Notwithstanding VTDigger’s notice, later added to the article, that it will continue to report on both sides of the F-35 issue, VTDigger failed to follow up on its own to obtain and provide the facts about the anticipated fleet flight hours for F-35 jets in 2020 (the year the so-far unqualified fighter/bombers are scheduled to arrive in Burlington under the decision announced by the Air Force on December 3, 2013). The F-16 had more than a million fleet flight hours before it was deemed to have a safety record sufficient for basing in a residential area. VTDigger has suppressed not just the speech of a single individual but also suppressed publication of vital safety information that would by now be available to the public if not for VTDigger interference.

Neither continued harsh repetition of the defamation nor denial nor silence will work to remove the deep shadow over VTDigger’s journalistic integrity that its October 28, 2013 article produced.

Readers and supporters of VTDigger have a right to request (a) prompt correction of each and every one of the statements in the article that it knows have no basis in fact, and (b) VTDigger promptly agreeing to a fully independent and impartial investigation as to how and why this bogus article was published so the public can regain confidence that this type of abuse will never happen again, particularly when public health and safety are at risk and particularly when the beneficiaries are rich and powerful commercial real estate developers, politicians at the highest level in our state and in the US Senate, and the military-industrial complex. And when the people being severely shafted are thousands of Vermont families living in modest housing in Winooski, Burlington, Williston, Colchester, and South Burlington.

A change is needed, and this fifth VTDigger birthday provides the time for VTDigger to announce the sunshine of an independent and impartial investigation and that VTDigger will make appropriate correction so the dark shadow may be lifted.

Thank you very much for considering this. I look forward to your response.

                                                                                   Sincerely,

                                                                                   James Marc Leas

About James Marc Leas

James Marc Leas is a patent lawyer in South Burlington Vermont. He has a Bachelor’s in biology from the Massachusetts Institute of Technology and a Master’s in physics from the University of Massachusetts, where he completed all requirements for the Ph.D. in physics except the dissertation. He was an engineer at IBM for 20 years and at Solarex for five years. He holds 43 patents, most assigned to IBM. He was a staff physicist at the Union of Concerned Scientists for one year. He taught physics and biology at Mackenzie High School in Detroit, Michigan for three years.
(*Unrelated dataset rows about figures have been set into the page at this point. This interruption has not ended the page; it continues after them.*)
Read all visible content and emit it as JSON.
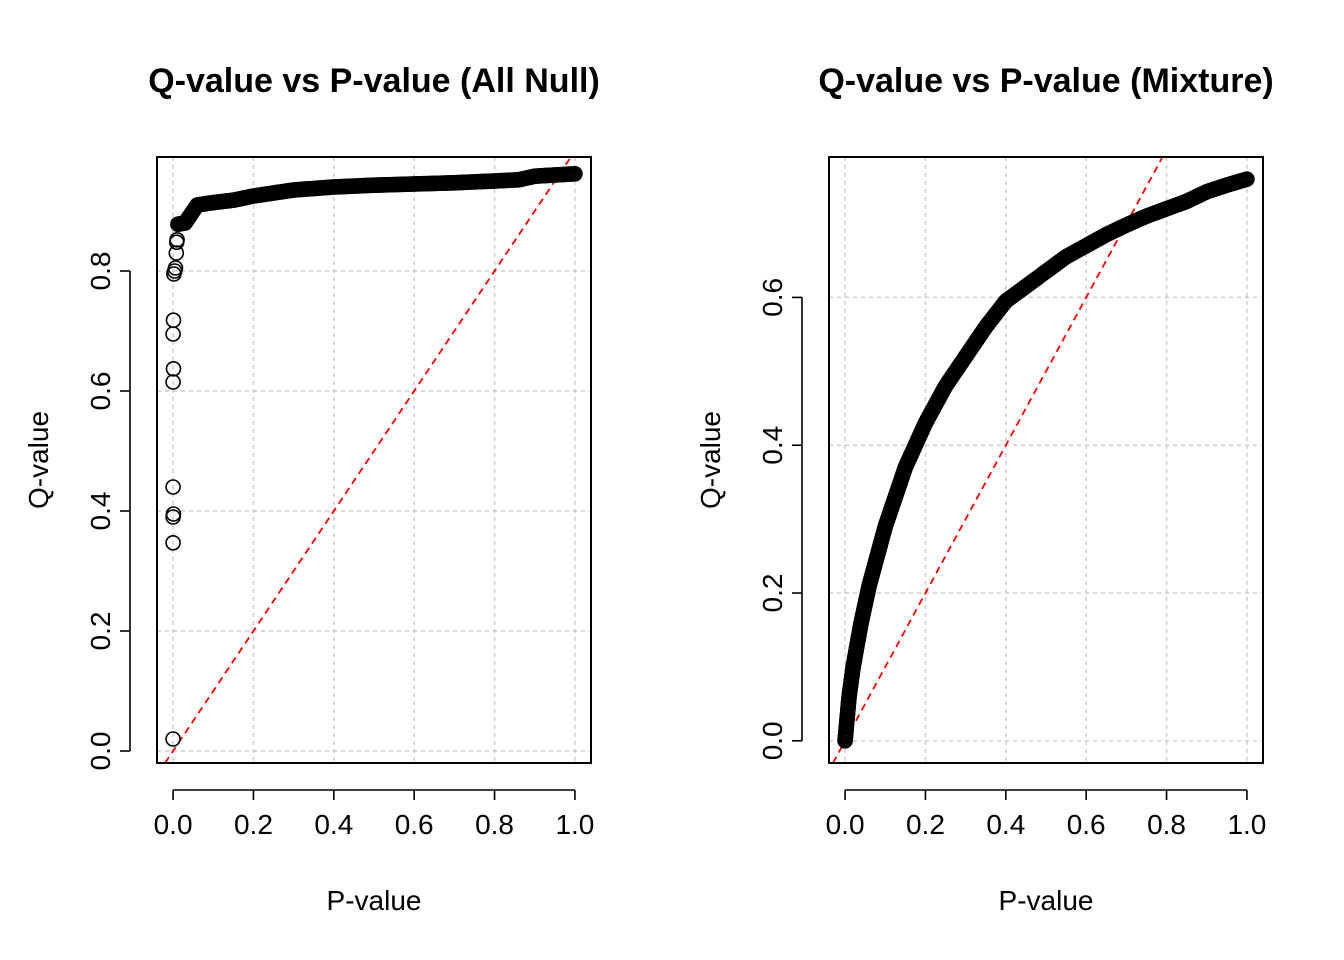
{
  "chart_data": [
    {
      "type": "scatter",
      "title": "Q-value vs P-value (All Null)",
      "xlabel": "P-value",
      "ylabel": "Q-value",
      "xlim": [
        -0.04,
        1.04
      ],
      "ylim": [
        -0.02,
        0.99
      ],
      "xticks": [
        0.0,
        0.2,
        0.4,
        0.6,
        0.8,
        1.0
      ],
      "xtick_labels": [
        "0.0",
        "0.2",
        "0.4",
        "0.6",
        "0.8",
        "1.0"
      ],
      "yticks": [
        0.0,
        0.2,
        0.4,
        0.6,
        0.8
      ],
      "ytick_labels": [
        "0.0",
        "0.2",
        "0.4",
        "0.6",
        "0.8"
      ],
      "grid": true,
      "reference_line": {
        "type": "y=x",
        "color": "#ff0000",
        "style": "dashed"
      },
      "outliers": [
        {
          "x": 0.0,
          "y": 0.02
        },
        {
          "x": 0.0,
          "y": 0.347
        },
        {
          "x": 0.0,
          "y": 0.39
        },
        {
          "x": 0.001,
          "y": 0.395
        },
        {
          "x": 0.0,
          "y": 0.44
        },
        {
          "x": 0.0,
          "y": 0.615
        },
        {
          "x": 0.001,
          "y": 0.637
        },
        {
          "x": 0.0,
          "y": 0.695
        },
        {
          "x": 0.001,
          "y": 0.718
        },
        {
          "x": 0.002,
          "y": 0.795
        },
        {
          "x": 0.004,
          "y": 0.8
        },
        {
          "x": 0.006,
          "y": 0.805
        },
        {
          "x": 0.008,
          "y": 0.83
        },
        {
          "x": 0.009,
          "y": 0.848
        },
        {
          "x": 0.01,
          "y": 0.852
        }
      ],
      "curve": [
        {
          "x": 0.012,
          "y": 0.878
        },
        {
          "x": 0.03,
          "y": 0.88
        },
        {
          "x": 0.045,
          "y": 0.895
        },
        {
          "x": 0.06,
          "y": 0.91
        },
        {
          "x": 0.1,
          "y": 0.914
        },
        {
          "x": 0.15,
          "y": 0.918
        },
        {
          "x": 0.2,
          "y": 0.925
        },
        {
          "x": 0.3,
          "y": 0.935
        },
        {
          "x": 0.4,
          "y": 0.94
        },
        {
          "x": 0.5,
          "y": 0.943
        },
        {
          "x": 0.6,
          "y": 0.945
        },
        {
          "x": 0.7,
          "y": 0.947
        },
        {
          "x": 0.8,
          "y": 0.95
        },
        {
          "x": 0.86,
          "y": 0.952
        },
        {
          "x": 0.9,
          "y": 0.958
        },
        {
          "x": 0.95,
          "y": 0.96
        },
        {
          "x": 1.0,
          "y": 0.962
        }
      ]
    },
    {
      "type": "scatter",
      "title": "Q-value vs P-value (Mixture)",
      "xlabel": "P-value",
      "ylabel": "Q-value",
      "xlim": [
        -0.04,
        1.04
      ],
      "ylim": [
        -0.03,
        0.79
      ],
      "xticks": [
        0.0,
        0.2,
        0.4,
        0.6,
        0.8,
        1.0
      ],
      "xtick_labels": [
        "0.0",
        "0.2",
        "0.4",
        "0.6",
        "0.8",
        "1.0"
      ],
      "yticks": [
        0.0,
        0.2,
        0.4,
        0.6
      ],
      "ytick_labels": [
        "0.0",
        "0.2",
        "0.4",
        "0.6"
      ],
      "grid": true,
      "reference_line": {
        "type": "y=x",
        "color": "#ff0000",
        "style": "dashed"
      },
      "outliers": [],
      "curve": [
        {
          "x": 0.0,
          "y": 0.0
        },
        {
          "x": 0.005,
          "y": 0.03
        },
        {
          "x": 0.01,
          "y": 0.06
        },
        {
          "x": 0.02,
          "y": 0.1
        },
        {
          "x": 0.04,
          "y": 0.16
        },
        {
          "x": 0.06,
          "y": 0.21
        },
        {
          "x": 0.08,
          "y": 0.25
        },
        {
          "x": 0.1,
          "y": 0.29
        },
        {
          "x": 0.15,
          "y": 0.37
        },
        {
          "x": 0.2,
          "y": 0.43
        },
        {
          "x": 0.25,
          "y": 0.48
        },
        {
          "x": 0.3,
          "y": 0.52
        },
        {
          "x": 0.35,
          "y": 0.56
        },
        {
          "x": 0.4,
          "y": 0.595
        },
        {
          "x": 0.45,
          "y": 0.615
        },
        {
          "x": 0.5,
          "y": 0.635
        },
        {
          "x": 0.55,
          "y": 0.655
        },
        {
          "x": 0.6,
          "y": 0.67
        },
        {
          "x": 0.65,
          "y": 0.685
        },
        {
          "x": 0.7,
          "y": 0.698
        },
        {
          "x": 0.75,
          "y": 0.71
        },
        {
          "x": 0.8,
          "y": 0.72
        },
        {
          "x": 0.85,
          "y": 0.73
        },
        {
          "x": 0.9,
          "y": 0.743
        },
        {
          "x": 0.95,
          "y": 0.752
        },
        {
          "x": 1.0,
          "y": 0.76
        }
      ]
    }
  ]
}
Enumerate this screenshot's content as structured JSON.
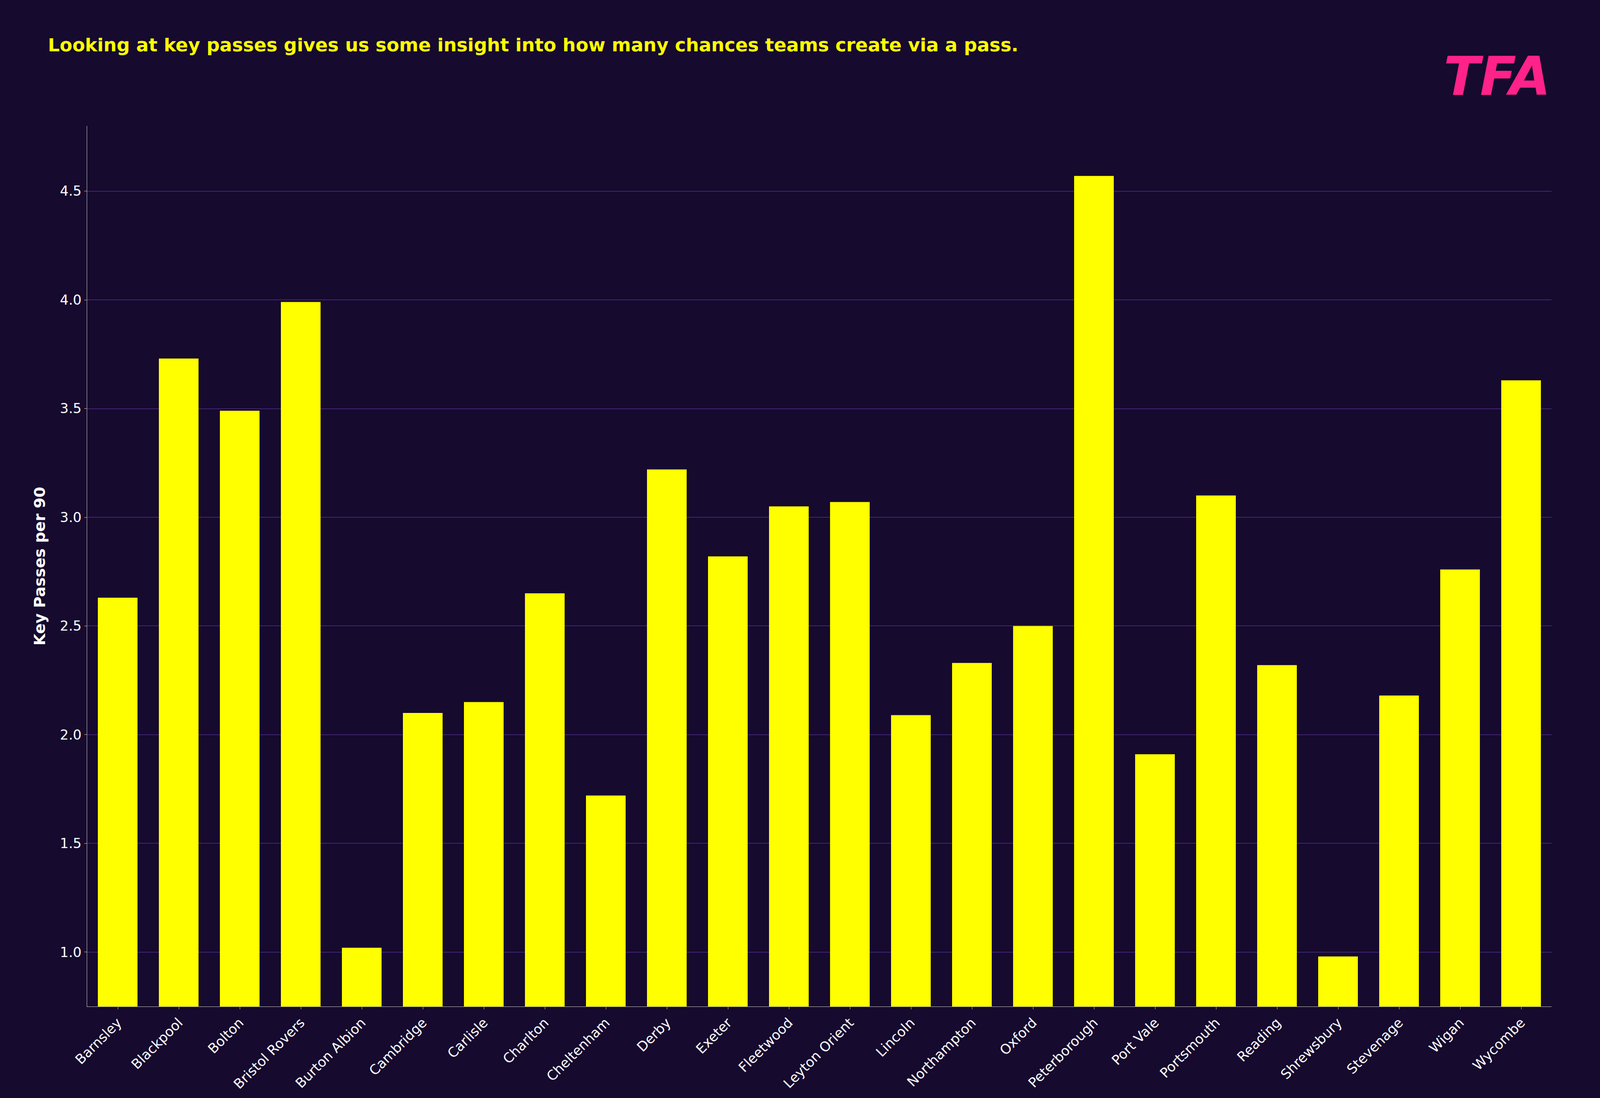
{
  "chart_data": {
    "type": "bar",
    "title": "Looking at key passes gives us some insight into how many chances teams create via a pass.",
    "annotations": [
      "TFA"
    ],
    "ylabel": "Key Passes per 90",
    "categories": [
      "Barnsley",
      "Blackpool",
      "Bolton",
      "Bristol Rovers",
      "Burton Albion",
      "Cambridge",
      "Carlisle",
      "Charlton",
      "Cheltenham",
      "Derby",
      "Exeter",
      "Fleetwood",
      "Leyton Orient",
      "Lincoln",
      "Northampton",
      "Oxford",
      "Peterborough",
      "Port Vale",
      "Portsmouth",
      "Reading",
      "Shrewsbury",
      "Stevenage",
      "Wigan",
      "Wycombe"
    ],
    "values": [
      2.63,
      3.73,
      3.49,
      3.99,
      1.02,
      2.1,
      2.15,
      2.65,
      1.72,
      3.22,
      2.82,
      3.05,
      3.07,
      2.09,
      2.33,
      2.5,
      4.57,
      1.91,
      3.1,
      2.32,
      0.98,
      2.18,
      2.76,
      3.63
    ],
    "color": "#FFFF00",
    "ylim": [
      0.75,
      4.8
    ],
    "yticks": [
      {
        "value": 1.0,
        "label": "1.0"
      },
      1.5,
      {
        "value": 2.0,
        "label": "2.0"
      },
      2.5,
      {
        "value": 3.0,
        "label": "3.0"
      },
      3.5,
      {
        "value": 4.0,
        "label": "4.0"
      },
      4.5
    ],
    "grid": true
  }
}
One thought on “Open Letter to VTDigger Co-Publisher, Anne Galloway: Banned by VTDigger

  1. I think the motive of Digger was simply to protect its credibility with the Air Force; which is understandable.

    You are a well recognized opponent of the F-35 program and I am sure they were concerned that leaving the Air Force with the impression that you were officially connected with Digger might suggest that Digger had a bias against the program.  

    They were perfectly within their rights to refuse further submissions from you, as it is always their prerogative to choose which submissions they reproduce.

    I did not, however, think that the public rebuke from Digger was necessary.  The letter to the Air Force clarifying Digger’s position was all that was required to protect their reputation.

    Making the ban public in an editorial seemed to me pointlessly humiliating and something of an overreaction, given the circumstances.

    I think we’ve all heard issue advocates and even journalists recounting how they goosed their spoken credentials a bit in order to get information from a reluctant source.

    That is just my opinion, which is not shared by the majority at GMD.

    That being said, I think you are now the one who is guilty of overreaction.  I sincerely empathize with your desire to defend your own good name, but by going so deep into conspiracy waters, you are in danger of losing the credibility with which you began.

    And that might hurt the opposition effort against the F-35’s that got you involved in the first place.   It isn’t worth it.